A good practice to build ports is to build the interfaces.

  • Inbound Port/Driving Port: the interface expose the functionality out of the domain.
  • Outbound Port/Driven Port: to invoke/trigger things out of the domain. For example, CRUD on a database, consume a 3rd Party API etc.

Adapters

  • Primary/Driving/Inbound Adapter. An adapter to use the implementation of the inbound port. It could be a RESTful API controller, a MVC web controller, they are triggers in the services.

  • Secondary/Driven/Outbound Adapter. An adapter that trigger the other outbound services through Outbound Adapters. It could be a connection to a database, or a client to connect to another RESTful API etc.

Example - A Hexagonal Architecture Ticket System

Still not clear enough?

Talk is cheap, show me the codes. 🤣

I made an example in NestJs. (NestJS (not NextJS) is a powerful back-end node framework)

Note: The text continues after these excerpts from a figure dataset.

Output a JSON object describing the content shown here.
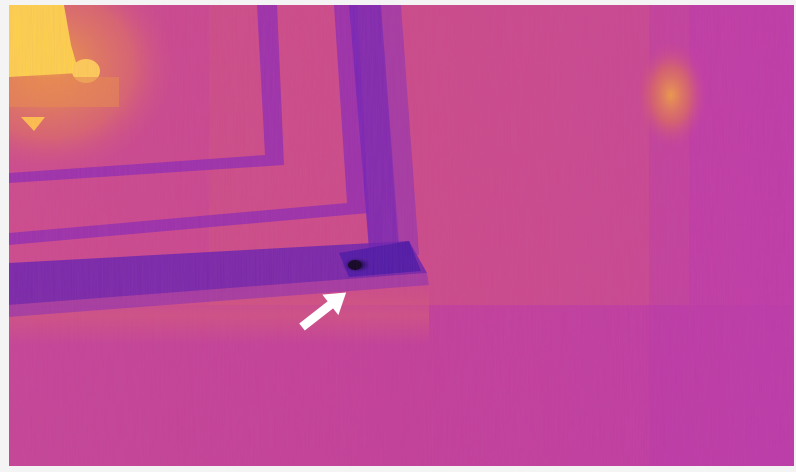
{
  "image": {
    "type": "thermal-infrared-photo",
    "palette": "ironbow",
    "colors": {
      "wall": "#c43c9e",
      "wall_warm": "#d25a7e",
      "frame_cool": "#8c2ab4",
      "trim_dark": "#5a1ca8",
      "cold_spot": "#12062a",
      "hot_lamp": "#ffd44a",
      "lamp_glow": "#f0a23c",
      "arrow": "#ffffff"
    }
  }
}
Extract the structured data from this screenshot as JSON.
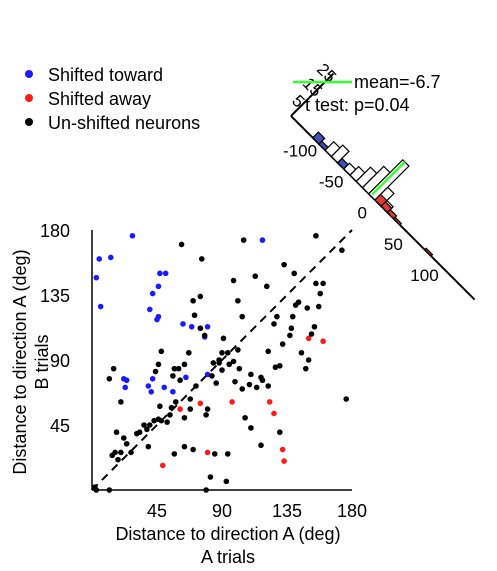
{
  "chart_data": {
    "type": "scatter",
    "xlabel_lines": [
      "Distance to direction A (deg)",
      "A trials"
    ],
    "ylabel_lines": [
      "Distance to direction A (deg)",
      "B trials"
    ],
    "xlim": [
      0,
      180
    ],
    "ylim": [
      0,
      180
    ],
    "x_ticks": [
      45,
      90,
      135,
      180
    ],
    "y_ticks": [
      45,
      90,
      135,
      180
    ],
    "diagonal": "dashed unity line",
    "legend": [
      {
        "label": "Shifted toward",
        "color": "#1a1aff"
      },
      {
        "label": "Shifted away",
        "color": "#ff1a1a"
      },
      {
        "label": "Un-shifted neurons",
        "color": "#000000"
      }
    ],
    "series": [
      {
        "color": "#1a1aff",
        "points": [
          [
            3,
            147
          ],
          [
            6,
            127
          ],
          [
            5,
            160
          ],
          [
            13,
            161
          ],
          [
            28,
            176
          ],
          [
            40,
            125
          ],
          [
            42,
            136
          ],
          [
            46,
            141
          ],
          [
            47,
            150
          ],
          [
            51,
            150
          ],
          [
            45,
            118
          ],
          [
            46,
            120
          ],
          [
            63,
            115
          ],
          [
            69,
            113
          ],
          [
            80,
            113
          ],
          [
            80,
            80
          ],
          [
            78,
            106
          ],
          [
            65,
            78
          ],
          [
            42,
            77
          ],
          [
            39,
            72
          ],
          [
            22,
            77
          ],
          [
            23,
            71
          ],
          [
            24,
            76
          ],
          [
            41,
            68
          ],
          [
            50,
            71
          ],
          [
            56,
            68
          ],
          [
            118,
            173
          ]
        ]
      },
      {
        "color": "#ff1a1a",
        "points": [
          [
            61,
            56
          ],
          [
            75,
            60
          ],
          [
            97,
            61
          ],
          [
            123,
            61
          ],
          [
            126,
            53
          ],
          [
            150,
            105
          ],
          [
            160,
            103
          ],
          [
            80,
            26
          ],
          [
            133,
            20
          ],
          [
            132,
            28
          ],
          [
            49,
            17
          ]
        ]
      },
      {
        "color": "#000000",
        "points": [
          [
            2,
            2
          ],
          [
            3,
            0
          ],
          [
            12,
            0
          ],
          [
            14,
            24
          ],
          [
            16,
            26
          ],
          [
            18,
            21
          ],
          [
            20,
            26
          ],
          [
            27,
            26
          ],
          [
            17,
            40
          ],
          [
            22,
            36
          ],
          [
            24,
            32
          ],
          [
            31,
            39
          ],
          [
            33,
            40
          ],
          [
            36,
            45
          ],
          [
            38,
            42
          ],
          [
            40,
            45
          ],
          [
            43,
            48
          ],
          [
            46,
            49
          ],
          [
            48,
            48
          ],
          [
            52,
            47
          ],
          [
            55,
            57
          ],
          [
            47,
            58
          ],
          [
            58,
            61
          ],
          [
            64,
            50
          ],
          [
            68,
            56
          ],
          [
            54,
            52
          ],
          [
            39,
            30
          ],
          [
            57,
            25
          ],
          [
            64,
            30
          ],
          [
            79,
            52
          ],
          [
            80,
            56
          ],
          [
            68,
            63
          ],
          [
            72,
            72
          ],
          [
            83,
            79
          ],
          [
            86,
            74
          ],
          [
            88,
            90
          ],
          [
            90,
            95
          ],
          [
            94,
            95
          ],
          [
            88,
            88
          ],
          [
            90,
            83
          ],
          [
            95,
            87
          ],
          [
            101,
            97
          ],
          [
            98,
            89
          ],
          [
            102,
            84
          ],
          [
            84,
            88
          ],
          [
            99,
            75
          ],
          [
            104,
            70
          ],
          [
            110,
            80
          ],
          [
            109,
            73
          ],
          [
            114,
            71
          ],
          [
            117,
            78
          ],
          [
            122,
            96
          ],
          [
            126,
            115
          ],
          [
            128,
            120
          ],
          [
            132,
            101
          ],
          [
            137,
            107
          ],
          [
            138,
            112
          ],
          [
            139,
            120
          ],
          [
            141,
            128
          ],
          [
            143,
            130
          ],
          [
            149,
            126
          ],
          [
            152,
            108
          ],
          [
            154,
            113
          ],
          [
            157,
            127
          ],
          [
            158,
            136
          ],
          [
            160,
            143
          ],
          [
            150,
            90
          ],
          [
            148,
            84
          ],
          [
            145,
            95
          ],
          [
            130,
            86
          ],
          [
            127,
            85
          ],
          [
            118,
            76
          ],
          [
            122,
            72
          ],
          [
            117,
            31
          ],
          [
            130,
            40
          ],
          [
            104,
            120
          ],
          [
            91,
            105
          ],
          [
            78,
            107
          ],
          [
            75,
            112
          ],
          [
            71,
            121
          ],
          [
            70,
            131
          ],
          [
            75,
            134
          ],
          [
            67,
            95
          ],
          [
            64,
            87
          ],
          [
            60,
            84
          ],
          [
            61,
            76
          ],
          [
            56,
            79
          ],
          [
            57,
            84
          ],
          [
            48,
            96
          ],
          [
            46,
            87
          ],
          [
            44,
            82
          ],
          [
            98,
            145
          ],
          [
            101,
            131
          ],
          [
            113,
            148
          ],
          [
            121,
            141
          ],
          [
            140,
            150
          ],
          [
            155,
            143
          ],
          [
            133,
            156
          ],
          [
            76,
            160
          ],
          [
            62,
            170
          ],
          [
            105,
            173
          ],
          [
            155,
            176
          ],
          [
            173,
            166
          ],
          [
            176,
            63
          ],
          [
            20,
            61
          ],
          [
            12,
            77
          ],
          [
            15,
            84
          ],
          [
            94,
            25
          ],
          [
            93,
            6
          ],
          [
            79,
            0
          ],
          [
            82,
            9
          ],
          [
            70,
            28
          ],
          [
            85,
            25
          ],
          [
            106,
            50
          ],
          [
            110,
            43
          ]
        ]
      }
    ],
    "histogram": {
      "orientation": "rotated along the unity diagonal",
      "count_ticks": [
        5,
        15,
        25
      ],
      "bin_ticks": [
        -100,
        -50,
        0,
        50,
        100
      ],
      "bins": [
        {
          "center": -95,
          "count": 4,
          "color": "#3f51b5"
        },
        {
          "center": -85,
          "count": 2,
          "color": "#3f51b5"
        },
        {
          "center": -75,
          "count": 2,
          "color": "#3f51b5"
        },
        {
          "center": -65,
          "count": 3,
          "color": "#3f51b5"
        },
        {
          "center": -55,
          "count": 3,
          "color": "#3f51b5"
        },
        {
          "center": -45,
          "count": 3,
          "color": "#3f51b5"
        },
        {
          "center": -35,
          "count": 3,
          "color": "#3f51b5"
        },
        {
          "center": -25,
          "count": 5,
          "color": "#3f51b5"
        },
        {
          "center": -15,
          "count": 5,
          "color": "#3f51b5"
        },
        {
          "center": -75,
          "count": 6,
          "color": "#ffffff"
        },
        {
          "center": -65,
          "count": 8,
          "color": "#ffffff"
        },
        {
          "center": -45,
          "count": 4,
          "color": "#ffffff"
        },
        {
          "center": -35,
          "count": 6,
          "color": "#ffffff"
        },
        {
          "center": -25,
          "count": 10,
          "color": "#ffffff"
        },
        {
          "center": -15,
          "count": 15,
          "color": "#ffffff"
        },
        {
          "center": -5,
          "count": 24,
          "color": "#ffffff"
        },
        {
          "center": 5,
          "count": 9,
          "color": "#ffffff"
        },
        {
          "center": 15,
          "count": 4,
          "color": "#ffffff"
        },
        {
          "center": 25,
          "count": 1,
          "color": "#ffffff"
        },
        {
          "center": 5,
          "count": 4,
          "color": "#e53935"
        },
        {
          "center": 15,
          "count": 3,
          "color": "#e53935"
        },
        {
          "center": 25,
          "count": 2,
          "color": "#e53935"
        },
        {
          "center": 35,
          "count": 1,
          "color": "#e53935"
        },
        {
          "center": 85,
          "count": 1,
          "color": "#e53935"
        }
      ],
      "mean_line": {
        "label": "mean=-6.7",
        "value": -6.7,
        "color": "#33ff33"
      },
      "ttest_label": "t test: p=0.04"
    }
  }
}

Ports Adapters Hexagonal Architecture Diagram with ticket as an example

https://github.com/tim-hub/nestjs-hexagonal-example

In the example, the domain here is ticketing.

  • It allow other services create and findAll tickets, this is the INBOUND
  • And it allow create and find records from DB (TicketInMemory). Which is the OUTBOUND.

The Hexagonal Architecture made it easy to switch to another Data Store, for example, PostgresDB, DynamoDB etc, simply implement the ITicketRepository without any domain logic change.

Summary

Pros

  • Flexibility. Hexagonal architecture is very useful for organizing Micro Services to make them easier to communicate to each other.
  • Decoupling. At the same time, In the patter, different services are decoupled to easily build small domain service with boundaries.

Cons

  • It could possibly increase code duplication, to re-use adapters and different but similar model codes.